Many people think prediction markets “plunder financial illiteracy” by assuming that “gamblers” lose money, making it a social vice. But in fact, prediction markets have the fairest mechanism for rewarding the real skills of high-agency investors. Even more importantly, prediction markets have no “house.” Unlike Las Vegas casinos that kick out positive-EV players, prediction markets welcome your participation.
Citadel Securities and Charles Schwab have announced that they’re exploring entry into prediction markets. Are they “exploiting economically vulnerable groups”? I’m highly skeptical. They simply understand better than most that “the other side of speculation is insurance”—meaning your convexity (passively bearing risk) is my concavity (actively hedging risk).
Why “Gray Ladies” Fear Truth Markets
This leads to my final note. If you’ve read what’s above, you may at least be starting to appreciate the power of prediction markets under proper regulation. If we believe benefits outweigh costs, we can address “gambling problems” and social ills in a variety of ways. However, there’s one issue you might have noticed we skipped: “What about insider trading in markets tied to major public interests? Isn’t that about privatizing profits?”

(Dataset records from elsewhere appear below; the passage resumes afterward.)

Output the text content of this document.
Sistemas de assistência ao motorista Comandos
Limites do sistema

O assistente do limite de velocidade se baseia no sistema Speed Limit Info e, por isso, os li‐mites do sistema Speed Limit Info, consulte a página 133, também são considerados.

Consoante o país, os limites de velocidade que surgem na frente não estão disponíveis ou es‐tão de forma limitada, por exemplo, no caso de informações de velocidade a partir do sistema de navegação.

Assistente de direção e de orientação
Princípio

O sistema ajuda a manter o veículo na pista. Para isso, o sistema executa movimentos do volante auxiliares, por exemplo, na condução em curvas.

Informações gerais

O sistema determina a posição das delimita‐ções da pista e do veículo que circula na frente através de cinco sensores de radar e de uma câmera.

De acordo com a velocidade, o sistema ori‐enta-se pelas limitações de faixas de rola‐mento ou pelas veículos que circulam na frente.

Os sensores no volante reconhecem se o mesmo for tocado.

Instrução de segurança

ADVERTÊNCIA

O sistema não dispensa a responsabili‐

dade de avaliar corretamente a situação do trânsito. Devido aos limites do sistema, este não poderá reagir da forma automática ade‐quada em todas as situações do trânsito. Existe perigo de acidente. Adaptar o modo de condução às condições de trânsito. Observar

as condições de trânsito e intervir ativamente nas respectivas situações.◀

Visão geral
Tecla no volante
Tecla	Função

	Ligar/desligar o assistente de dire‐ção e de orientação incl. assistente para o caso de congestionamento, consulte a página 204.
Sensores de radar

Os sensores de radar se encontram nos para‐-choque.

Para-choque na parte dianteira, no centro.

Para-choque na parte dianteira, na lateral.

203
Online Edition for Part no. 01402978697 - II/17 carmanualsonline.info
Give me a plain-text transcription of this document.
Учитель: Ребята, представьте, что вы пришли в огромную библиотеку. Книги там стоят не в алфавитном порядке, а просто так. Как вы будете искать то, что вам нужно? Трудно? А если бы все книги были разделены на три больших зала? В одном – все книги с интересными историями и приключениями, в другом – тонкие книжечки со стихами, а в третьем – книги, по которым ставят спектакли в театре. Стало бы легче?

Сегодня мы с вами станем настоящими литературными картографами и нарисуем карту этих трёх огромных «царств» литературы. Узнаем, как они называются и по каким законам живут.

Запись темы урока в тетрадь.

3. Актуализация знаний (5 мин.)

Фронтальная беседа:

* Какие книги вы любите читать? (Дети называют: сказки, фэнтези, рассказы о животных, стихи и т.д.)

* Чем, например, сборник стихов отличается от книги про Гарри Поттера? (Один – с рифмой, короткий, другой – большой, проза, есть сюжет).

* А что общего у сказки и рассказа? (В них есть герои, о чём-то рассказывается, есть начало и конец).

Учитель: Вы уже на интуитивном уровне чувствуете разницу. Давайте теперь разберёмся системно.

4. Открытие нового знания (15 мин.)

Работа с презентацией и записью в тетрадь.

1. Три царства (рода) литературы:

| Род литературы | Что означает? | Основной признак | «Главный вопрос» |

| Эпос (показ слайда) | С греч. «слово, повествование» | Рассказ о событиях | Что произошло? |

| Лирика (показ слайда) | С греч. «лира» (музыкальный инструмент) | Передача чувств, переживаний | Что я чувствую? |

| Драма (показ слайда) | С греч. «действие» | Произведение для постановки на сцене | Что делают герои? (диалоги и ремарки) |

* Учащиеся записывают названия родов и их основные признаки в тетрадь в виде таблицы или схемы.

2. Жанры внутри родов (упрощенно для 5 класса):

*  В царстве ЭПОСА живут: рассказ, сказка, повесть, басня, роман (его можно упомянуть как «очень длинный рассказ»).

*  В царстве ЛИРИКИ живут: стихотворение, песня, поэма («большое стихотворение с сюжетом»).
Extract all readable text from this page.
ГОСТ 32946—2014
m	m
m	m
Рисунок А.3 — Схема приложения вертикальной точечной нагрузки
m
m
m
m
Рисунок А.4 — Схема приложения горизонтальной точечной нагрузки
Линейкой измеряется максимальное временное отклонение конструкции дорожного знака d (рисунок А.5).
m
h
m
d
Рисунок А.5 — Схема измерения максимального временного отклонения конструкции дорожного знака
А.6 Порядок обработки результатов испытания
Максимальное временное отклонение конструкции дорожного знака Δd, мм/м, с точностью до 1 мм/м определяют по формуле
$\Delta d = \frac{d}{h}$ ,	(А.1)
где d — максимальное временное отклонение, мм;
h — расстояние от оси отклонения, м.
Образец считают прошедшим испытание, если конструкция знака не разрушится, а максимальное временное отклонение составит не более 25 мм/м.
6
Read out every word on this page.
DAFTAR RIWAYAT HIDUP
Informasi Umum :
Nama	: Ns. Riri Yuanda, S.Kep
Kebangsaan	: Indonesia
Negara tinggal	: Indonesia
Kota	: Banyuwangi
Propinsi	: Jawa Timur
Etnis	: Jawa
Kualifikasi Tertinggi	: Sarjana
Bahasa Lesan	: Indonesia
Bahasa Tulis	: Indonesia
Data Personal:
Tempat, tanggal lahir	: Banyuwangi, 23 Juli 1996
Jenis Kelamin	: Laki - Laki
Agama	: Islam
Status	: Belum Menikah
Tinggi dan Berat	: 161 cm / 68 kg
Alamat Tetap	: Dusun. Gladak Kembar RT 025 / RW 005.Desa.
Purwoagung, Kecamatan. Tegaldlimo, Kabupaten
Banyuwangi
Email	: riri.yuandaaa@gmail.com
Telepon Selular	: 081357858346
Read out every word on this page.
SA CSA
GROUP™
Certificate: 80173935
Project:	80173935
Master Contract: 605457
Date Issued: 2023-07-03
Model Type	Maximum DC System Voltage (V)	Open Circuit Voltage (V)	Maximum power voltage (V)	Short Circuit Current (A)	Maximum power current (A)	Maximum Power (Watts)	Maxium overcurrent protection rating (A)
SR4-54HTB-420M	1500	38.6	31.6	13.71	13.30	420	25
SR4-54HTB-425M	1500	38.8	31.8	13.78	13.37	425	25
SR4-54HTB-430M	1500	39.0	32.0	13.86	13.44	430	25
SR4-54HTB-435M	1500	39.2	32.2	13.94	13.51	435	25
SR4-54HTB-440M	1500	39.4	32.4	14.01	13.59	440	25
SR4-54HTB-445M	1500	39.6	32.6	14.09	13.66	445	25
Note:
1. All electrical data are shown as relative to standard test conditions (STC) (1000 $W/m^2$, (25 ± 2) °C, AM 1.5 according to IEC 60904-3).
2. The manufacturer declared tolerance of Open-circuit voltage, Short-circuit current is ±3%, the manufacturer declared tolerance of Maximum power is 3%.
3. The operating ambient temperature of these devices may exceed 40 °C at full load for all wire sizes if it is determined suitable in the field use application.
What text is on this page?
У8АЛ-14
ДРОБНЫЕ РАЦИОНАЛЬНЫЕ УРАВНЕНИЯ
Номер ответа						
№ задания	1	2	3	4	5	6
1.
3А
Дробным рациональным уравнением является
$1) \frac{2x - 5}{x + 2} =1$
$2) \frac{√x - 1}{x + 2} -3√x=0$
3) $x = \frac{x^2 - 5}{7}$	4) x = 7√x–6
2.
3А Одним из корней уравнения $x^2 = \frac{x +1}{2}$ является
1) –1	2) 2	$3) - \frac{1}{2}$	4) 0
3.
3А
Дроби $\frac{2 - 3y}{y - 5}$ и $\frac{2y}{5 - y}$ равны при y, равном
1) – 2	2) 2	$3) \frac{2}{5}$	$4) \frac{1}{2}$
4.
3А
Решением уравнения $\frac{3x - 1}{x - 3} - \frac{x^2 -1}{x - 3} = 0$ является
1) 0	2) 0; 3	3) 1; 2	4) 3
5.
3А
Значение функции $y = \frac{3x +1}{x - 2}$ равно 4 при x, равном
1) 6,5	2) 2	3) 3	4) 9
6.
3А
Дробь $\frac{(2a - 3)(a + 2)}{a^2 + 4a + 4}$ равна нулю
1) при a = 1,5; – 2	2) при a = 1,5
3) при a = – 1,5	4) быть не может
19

That is still a complex question, and I plan to answer it in another article. But I want to leave you with an idea—and a book I recently read, Ashley Rindsberg’s The Gray Lady Winked. It documents decades of media institutions failing not by accident: Duranti’s suppression of Stalin’s Great Famine, Castro’s strange rise in Cuba, the push regarding Iraq’s weapons of mass destruction, and the systematic whitewashing of Hitler’s rise. In all these cases, The New York Times (the “Gray Lady”) has always been there—leveraging access, ideology, and institutional self-preservation to muddy the public’s demand for truth.
If you’ve read the book, you’ll understand how it reframes “media bias” from left/right arguments into a more interesting structural problem: how prestige institutions manufacture consensus, and then retrospectively launder their mistakes. In fact, it brings us back to where we started: Axios and More Perfect Union are not unbiased actors in this space. For these reasons, you will continue to see many media criticisms of prediction markets. But don’t mistake it: the reason they don’t like it is precisely why you should support it.
Information has a price. There’s no controversy about that. I often say the opposite of misleading information isn’t necessarily the truth; the opposite of misleading information is actually “state-controlled information.”
The focus of this debate is: who has the right to set prices, who profits from them, and whether all of this has already happened before you ever see it. When insiders hoard asymmetrical information, monetary incentives take a back seat to exchanges of power. By taxing others’ ignorance, this information can be weaponized to sway sentiment or spread falsehoods, and even the truth markets themselves can be captured.
So the real reason to oppose insider trading is not so much about economic efficiency as it is about access rights. The fact is, some people trade based on what they know, and the rest of us trade based on what we’re allowed to know.
Once you see this clearly, you won’t be cynical about prediction markets. You’ll just become more precise about the world. That’s why I firmly believe that maintaining optimism about prediction markets is one of the most democratic values a person can hold.